Ok great - thanks! I do like the fact that the subsampling approach lets us specify the total number of planning units (rather than the size) which might be more useful prioritizr users? I guess another option could be to subsample a spatially contiguous set of planning units (e.g. start from the north east corner of study area and work our way down)? But complexities in the relationship between the spatial distribution of costs and species across different parts of the study area might introduce biases in our attempt to find a relationship between "number of planning units" vs. "run time"?

jeffreyhanson commented 3 years ago

Ok - I'll undo it. Also, for future reference, could you please edit the Rmd file?

ricschuster commented 3 years ago

Ok great - thanks! I do like the fact that the subsampling approach lets us specify the total number of planning units (rather than the size) which might be more useful prioritizr users? I guess another option could be to subsample a spatially contiguous set of planning units (e.g. start from the north east corner of study area and work our way down)? But complexities in the relationship between the spatial distribution of costs and species across different parts of the study area might introduce biases in our attempt to find a relationship between "number of planning units" vs. "run time"?

We could play around with the pu size to get some reasonable pu numbers. The pu sizes would be a bit strange, but pu numbers would potentially make more sense to users?

I think if we do that, aggregating should work well?

ricschuster commented 3 years ago

Ok - I'll undo it. Also, for future reference, could you please edit the Rmd file?

Sorry about that. I just edited the README in GitHub and didn't think about the Rmd file.

jeffreyhanson commented 3 years ago

We could play around with the pu size to get some reasonable pu numbers. The pu sizes would be a bit strange, but pu numbers would potentially make more sense to users?

I think if we do that, aggregating should work well?

That's a brilliant idea!! Although we might not be able to precisely get a specific number of planning units (e.g. we might only get 1030 instead of 1000 planning units), I reckon we could get close enough so that it's not too much of an issue?

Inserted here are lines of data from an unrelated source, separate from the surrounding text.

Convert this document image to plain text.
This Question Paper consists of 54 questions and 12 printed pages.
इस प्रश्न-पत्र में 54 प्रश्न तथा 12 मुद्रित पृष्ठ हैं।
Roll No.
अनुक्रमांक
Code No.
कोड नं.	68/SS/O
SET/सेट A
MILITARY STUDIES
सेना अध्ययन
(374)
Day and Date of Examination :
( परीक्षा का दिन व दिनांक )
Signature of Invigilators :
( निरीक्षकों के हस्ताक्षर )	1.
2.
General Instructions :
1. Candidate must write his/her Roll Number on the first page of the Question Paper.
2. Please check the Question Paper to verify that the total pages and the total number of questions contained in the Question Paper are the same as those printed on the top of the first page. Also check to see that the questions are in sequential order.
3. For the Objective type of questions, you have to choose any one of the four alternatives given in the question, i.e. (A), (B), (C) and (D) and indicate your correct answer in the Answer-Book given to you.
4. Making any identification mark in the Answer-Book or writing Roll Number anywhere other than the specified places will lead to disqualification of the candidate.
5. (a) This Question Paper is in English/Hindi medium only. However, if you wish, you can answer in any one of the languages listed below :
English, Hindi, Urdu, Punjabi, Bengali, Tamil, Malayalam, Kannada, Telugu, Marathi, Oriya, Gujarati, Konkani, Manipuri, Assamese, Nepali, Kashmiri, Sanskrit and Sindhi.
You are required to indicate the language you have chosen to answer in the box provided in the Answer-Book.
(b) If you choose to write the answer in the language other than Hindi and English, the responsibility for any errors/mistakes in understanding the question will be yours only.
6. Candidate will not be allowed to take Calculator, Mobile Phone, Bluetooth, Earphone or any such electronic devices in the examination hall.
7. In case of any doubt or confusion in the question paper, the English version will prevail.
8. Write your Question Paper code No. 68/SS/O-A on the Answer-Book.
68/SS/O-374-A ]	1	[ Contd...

ricschuster commented 3 years ago

Agreed. Close enough would be good enough I think. It would be mostly about ballpark/order of magnitude, at least in my opinion.

jeffreyhanson commented 3 years ago

Yeah, I'm trying to think of some way to automatically calculate this, but it's complicated by the fact that not every grid cell in the raster is actually a planning unit. I think a ballpark estimate will work great!

jeffreyhanson commented 3 years ago

Since you've looked at the README and given it the OK, I'll close this issue now. Please feel free to reopen it if you can think of anything to improve it? Once we've got some "real" runs, we could perhaps adds a graph to the README or something.